Gempa, bukan semata musibah namun isyarat

  • Bagikan
Hanaa Lathifah(Mahasiswi pasca sarjana dan Ibu rumah tangga).Foto:ist

Anugerah dan bencana adalah kehendaknya

Kita mesti tabah menjalani,

Hanya cambuk kecil agar kita sadar

Adalah Dia diatas segalanya,

Anak menjerit-jerit

Asap panas membakar

Lahar dan badai menyapu bersih,

Ini bukan hukuman hanya satu isyarat

Bahwa kita mesti banyak berbenah

Memang bila kita kaji lebih jauh

Dalam kekalutan masih banyak tangan yang tega berbuat nista…”

***

Sepenggal lirik di atas adalah lagu yang dibawakan oleh penyanyi lawas Ebie G.Ade.
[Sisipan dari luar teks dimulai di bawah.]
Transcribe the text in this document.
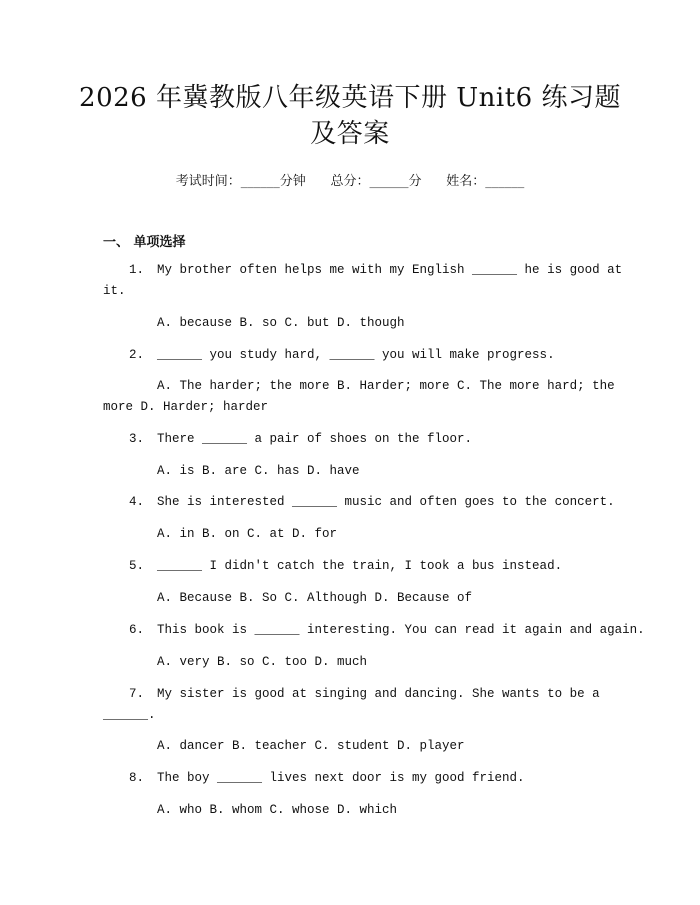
2026 年冀教版八年级英语下册 Unit6 练习题
及答案
考试时间：______分钟      总分：______分      姓名：______
一、 单项选择
1. My brother often helps me with my English ______ he is good at
it.
A. because B. so C. but D. though
2. ______ you study hard, ______ you will make progress.
A. The harder; the more B. Harder; more C. The more hard; the
more D. Harder; harder
3. There ______ a pair of shoes on the floor.
A. is B. are C. has D. have
4. She is interested ______ music and often goes to the concert.
A. in B. on C. at D. for
5. ______ I didn't catch the train, I took a bus instead.
A. Because B. So C. Although D. Because of
6. This book is ______ interesting. You can read it again and again.
A. very B. so C. too D. much
7. My sister is good at singing and dancing. She wants to be a
______.
A. dancer B. teacher C. student D. player
8. The boy ______ lives next door is my good friend.
A. who B. whom C. whose D. which
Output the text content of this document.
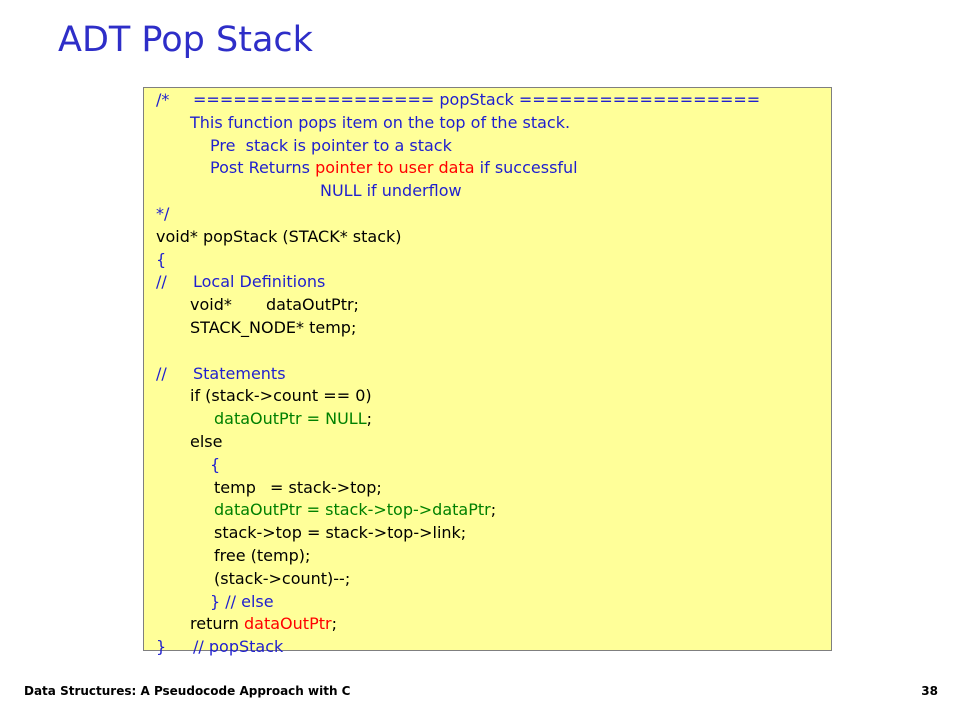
ADT Pop Stack
/* ================== popStack ==================
This function pops item on the top of the stack.
Pre  stack is pointer to a stack
Post Returns pointer to user data if successful
NULL if underflow
*/
void* popStack (STACK* stack)
{
// Local Definitions
void* dataOutPtr;
STACK_NODE* temp;
// Statements
if (stack->count == 0)
dataOutPtr = NULL;
else
{
temp = stack->top;
dataOutPtr = stack->top->dataPtr;
stack->top = stack->top->link;
free (temp);
(stack->count)--;
} // else
return dataOutPtr;
} // popStack
Data Structures: A Pseudocode Approach with C	38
Pesan yang disampaikan ada benarnya, bahwa musibah yang sedang terjadi di negeri ini bukanlah hukuman. Namun ini hanyalah sebuah isyarat agar kita semakin berbenah untuk tak berlepas diri terhadap seluruh aturan pencipta ataupun pongah terhadap segala ketentuannya.

Musibah yang saat ini menimpa Lombok, Nusa Tenggara Barat adalah isyarat yang sangat menghentak kita agar senantiasa menjadikan pencipta sebagai penolong atas segala hal yang dihadapi manusia. Jika melihat ke belakang gempa yang telah menghantam negeri ini menyisakan pelajaran dan renungan bagi orang-orang yang beriman bahwa segala hal yang telah terjadi telah tercatat dalam lauhul mahfudz sang pencipta selama beratus tahun yang lampau setelah manusia diciptakan oleh azza wajalla. Musibah itu baik buruknya datangnya dari Allah swt. Namun, semua musibah ini pun juga tak lepas dari peran besar manusia. Ada wilayah kekuasaan manusia yang boleh jadi menjadi corong datangnya peringatan dari Allah SWT. Segala kemaksiatan yang telah membuncah takkan Allah biarkan, dengan tenggelamnya manusia pada lumpur dosa. Namun bagaimana manusia sadar dan senantiasa mengingat bahwa ada hari dimana segala perbuatan manusia kelak akan dimintai segala pertanggung jawaban. Dan inilah keyakinan yang harus dimiliki oleh diri seorang muslim yang beriman akan datangnya hari pembalasan.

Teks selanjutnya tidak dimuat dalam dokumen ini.